Asimina × piedmontana

Scientific classification
- Kingdom: Plantae
- Clade: Tracheophytes
- Clade: Angiosperms
- Clade: Magnoliids
- Order: Magnoliales
- Family: Annonaceae
- Genus: Asimina
- Species: A. × piedmontana
- Binomial name: Asimina × piedmontana C.N.Horn (2015)

= Asimina × piedmontana =

- Genus: Asimina
- Species: × piedmontana
- Authority: C.N.Horn (2015)

Hybrid species of flowering plant

Asimina × piedmontana, known as the Piedmont hybrid pawpaw, is a hybrid species of pawpaw. It is a cross between the species Asimina triloba and Asimina parviflora.

== Description ==
Asimina × piedmontana is most easily identified by its flowers, which start out light green, and mature to dark burgundy, growing larger and opening wider as they do so. When fully mature, the flowers are an intermediate size between Asimina triloba and Asimina parviflora.

Like Asimina parviflora, the hybrid flowers at a shorter height, and forms shrubs rather than trees, which helps to differentiate it from Asimina triloba, which forms larger tree trunks, and flowers when much older and taller.

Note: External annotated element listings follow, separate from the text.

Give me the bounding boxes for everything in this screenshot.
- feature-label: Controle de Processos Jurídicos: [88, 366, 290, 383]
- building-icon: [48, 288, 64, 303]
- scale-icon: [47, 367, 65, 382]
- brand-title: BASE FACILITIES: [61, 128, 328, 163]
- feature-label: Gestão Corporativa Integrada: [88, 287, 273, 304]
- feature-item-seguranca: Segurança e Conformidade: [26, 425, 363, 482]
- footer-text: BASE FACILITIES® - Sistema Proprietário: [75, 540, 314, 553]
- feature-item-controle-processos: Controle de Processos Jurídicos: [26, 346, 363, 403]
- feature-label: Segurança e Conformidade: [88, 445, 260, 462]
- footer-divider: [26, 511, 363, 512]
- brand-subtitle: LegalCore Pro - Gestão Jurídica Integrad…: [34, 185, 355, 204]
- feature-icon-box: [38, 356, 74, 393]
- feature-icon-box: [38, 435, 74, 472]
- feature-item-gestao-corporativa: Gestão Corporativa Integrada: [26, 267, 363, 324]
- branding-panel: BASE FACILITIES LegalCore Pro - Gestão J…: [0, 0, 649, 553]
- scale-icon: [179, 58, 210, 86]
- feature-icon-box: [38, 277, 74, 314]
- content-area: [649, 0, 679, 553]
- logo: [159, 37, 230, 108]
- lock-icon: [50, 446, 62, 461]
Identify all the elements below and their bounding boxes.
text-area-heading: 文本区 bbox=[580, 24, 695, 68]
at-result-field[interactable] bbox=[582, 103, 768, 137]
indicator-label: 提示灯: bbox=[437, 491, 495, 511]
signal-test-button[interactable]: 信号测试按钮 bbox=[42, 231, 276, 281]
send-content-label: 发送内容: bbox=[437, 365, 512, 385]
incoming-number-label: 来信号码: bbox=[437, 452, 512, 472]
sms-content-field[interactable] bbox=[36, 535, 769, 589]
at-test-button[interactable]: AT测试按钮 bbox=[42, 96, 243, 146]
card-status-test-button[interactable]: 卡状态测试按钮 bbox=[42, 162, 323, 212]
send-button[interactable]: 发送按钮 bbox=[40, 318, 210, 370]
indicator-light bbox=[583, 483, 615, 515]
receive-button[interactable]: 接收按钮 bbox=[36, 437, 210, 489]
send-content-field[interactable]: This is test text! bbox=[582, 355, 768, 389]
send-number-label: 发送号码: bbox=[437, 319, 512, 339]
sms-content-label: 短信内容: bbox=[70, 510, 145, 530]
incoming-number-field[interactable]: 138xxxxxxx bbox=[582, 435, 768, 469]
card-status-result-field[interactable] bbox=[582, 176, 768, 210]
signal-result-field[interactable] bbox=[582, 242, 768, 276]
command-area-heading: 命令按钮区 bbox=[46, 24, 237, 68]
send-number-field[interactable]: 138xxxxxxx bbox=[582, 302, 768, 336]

== Taxonomy and etymology ==
The hybrid was described by botanist Charles Norman Horn in 2015.

The hybrid is named "piedmontana" after the Piedmont region in the United States. It is most commonly found in North Carolina, South Carolina, Georgia, and Alabama, as the ranges of A. triloba and A. parviflora overlap there most heavily.